Kaddour prend la tête, fier, important comme un chef d’armée, une cage en chaque main. Dans l’une gazouille un chardonneret, dans l’autre, un canari.

Ensuite viennent les ânes chargés de couffas d’où sortent les plus hétéroclites choses : le manche d’un gumbri, un coussin de cuir, un bout de tapis, une théière… Ahmed le négrillon, à califourchon sur un bât, ressemble, avec son burnous émeraude, à une grenouille écartelée. Rabha chevauche, très digne, le second bourricot.

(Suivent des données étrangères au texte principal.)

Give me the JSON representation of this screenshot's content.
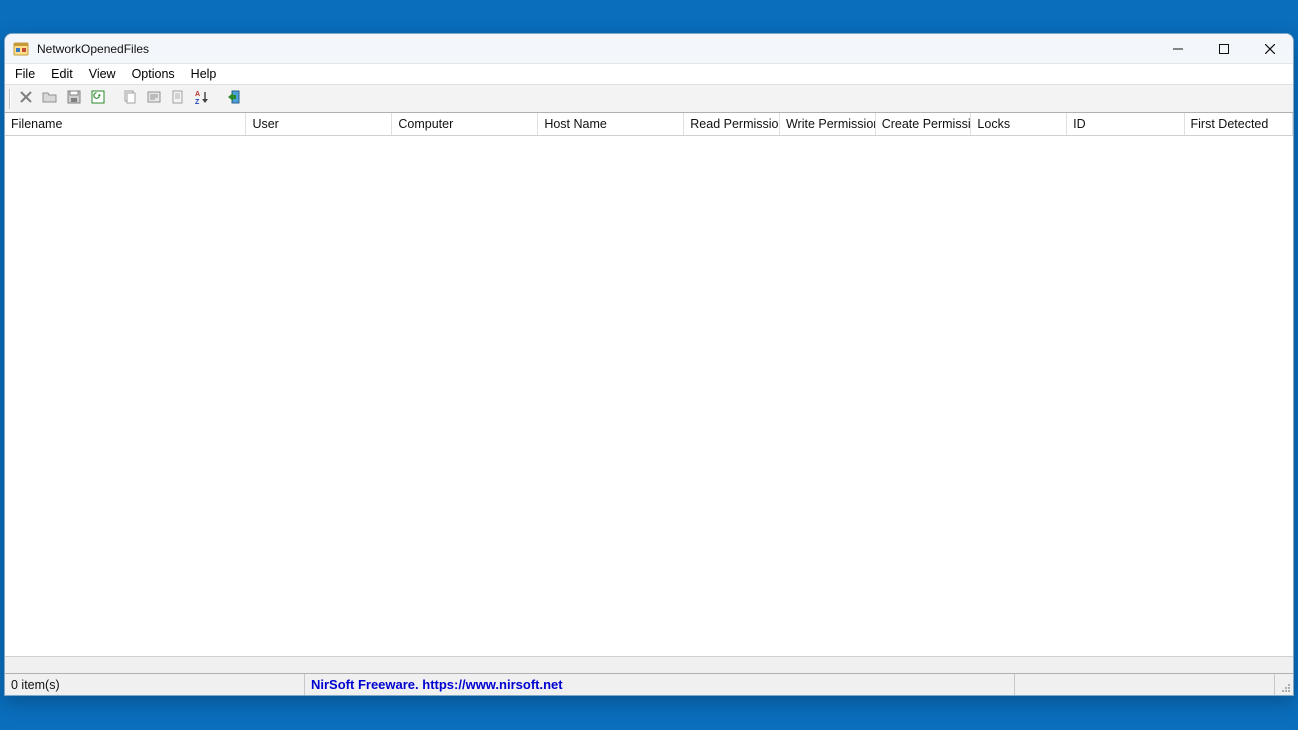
{
  "window": {
    "title": "NetworkOpenedFiles"
  },
  "menus": {
    "file": "File",
    "edit": "Edit",
    "view": "View",
    "options": "Options",
    "help": "Help"
  },
  "columns": {
    "filename": "Filename",
    "user": "User",
    "computer": "Computer",
    "hostname": "Host Name",
    "read_perm": "Read Permission",
    "write_perm": "Write Permission",
    "create_perm": "Create Permissi...",
    "locks": "Locks",
    "id": "ID",
    "first_detected": "First Detected"
  },
  "column_widths": {
    "filename": 245,
    "user": 148,
    "computer": 148,
    "hostname": 148,
    "read_perm": 97,
    "write_perm": 97,
    "create_perm": 97,
    "locks": 97,
    "id": 119,
    "first_detected": 110
  },
  "rows": [],
  "status": {
    "count_text": "0 item(s)",
    "brand_text": "NirSoft Freeware. https://www.nirsoft.net"
  },
  "hscroll_content_width": 1600
}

Puis s’avancent les femmes, la troupe craintive, pudique, trébuchante des femmes qui s’empêtrent dans les plis de leurs voiles : Kenza, Yasmine, déjà lasses ; Saïda et son haik rayé de larges bandes écarlates ; Fathma la cheikka que nous n’eûmes garde d’oublier, car une partie de campagne s’agrémente toujours de musique et de chants.

Les hommes ferment la marche : Hadj Messaoud, tenant précieusement un pot plein de sauce qu’il n’a voulu confier à personne, et les trois porteurs nègres sur la tête desquels s’érigent, en équilibre, les plats gigantesques coiffés de cônes en paille.